Afortunadamente, esto parece que acabará, por lo menos en lo que respecta al debate sobre el Código Procesal Penal. La semana pasada, la Comisión Nacional de Ejecución de la Reforma Procesal Penal (CONAEJ) les salió al frente a los críticos del Código que afirman –sin prueba alguna- que este es responsable del aumento de la criminalidad en los últimos años y que el sistema de justicia penal está a un paso del colapso. Para ello utilizó una herramienta que, por poco usada, debería causar una revolución en el debate público: estadísticas.

Como primera cuestión, demostró que es falso que la criminalidad haya subido durante los dos años de vigencia del Código. Comparando mes por mes la cantidad de muertes violentas, la CONAEJ puso en evidencia que en lo que va de año estas son menos que en igual período del año pasado. De hecho, entre enero y julio de 2005 se produjeron 1051 asesinatos, mientras que este año se han producido 922. Una disminución de casi un 10% en sólo un año. Aún si aceptamos la idea –enormemente discutible- de que un código procesal puede afectar directamente el grado de la criminalidad en mayor medida que lo hizo la crisis económica de 2002-2004 (no olvidemos que en esos años el índice de pobreza pasó de 27% a 42% y el de pobreza extrema de 8% a 16%), es evidente que durante la vigencia del Código la criminalidad ha bajado.

Vayamos al segundo argumento de la CONAEJ: que el sistema de justicia penal funciona ahora mejor que con el antiguo Código.

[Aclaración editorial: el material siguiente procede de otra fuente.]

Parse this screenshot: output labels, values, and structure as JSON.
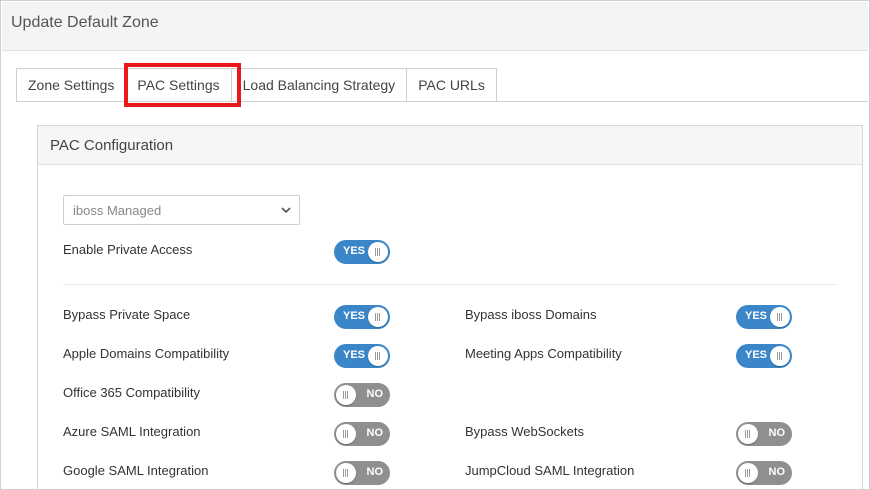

Aquí los datos son sencillamente demoledores. Antes de la reforma, sólo un 10-15% de las sentencias de primera instancia eran definitivas, ahora lo son un 68%. De los 376,778 expedientes asignados desde su entrada en vigor, ya han sido fallados 324,856, es decir, un 86%. En buen español, estamos ante un éxito rotundo.

Claro que hay espacio para mejorar la aplicación del Código, eso no lo niega nadie; pero lo que procede es una profundización de la reforma, no una vuelta atrás ni una defensa a ultranza del Código antiguo. En los hechos no hay argumento posible a favor de la vuelta atrás. No tiene sentido hacerlo, reintroduciendo medidas de coerción propias del sistema anterior, cuando ahora las cosas funcionan mucho mejor que antes.

Apelar a las tradiciones rara vez es válido, mucho menos cuando esa apelación se hace frente a cambios beneficiosos. Las tradiciones son útiles en la medida en que son provechosas para la sociedad, y la del Código francés tuvo resultados calamitosos. ¿Por qué atarnos a ella? No hay seguridad en el desastre. Nuestro sistema de justicia penal no es perfecto, pero se encuentra en franca mejoría.

Es cierto que hay obstáculos propios de la pobreza de nuestras instituciones de seguridad pública, pero la respuesta está en avanzar, no en retroceder o en “mejorar” las reformas como el cangrejo. La reforma va bien. No lo digo yo, lo dicen las estadísticas. Y eso pese a que aún falta completar la reforma, que incluye la modernización de y la capacitación del Ministerio Público. Esos deben ser nuestros objetivos. Nuestro país sólo progresará si nos ponemos metas difíciles de alcanzar y nos empeñamos en lograrlas por encima de las infatuaciones con tradiciones vetustas. Una justicia penal, democrática, abierta y eficiente es difícil, pero posible. Los dominicanos podemos, y debemos, lograrla.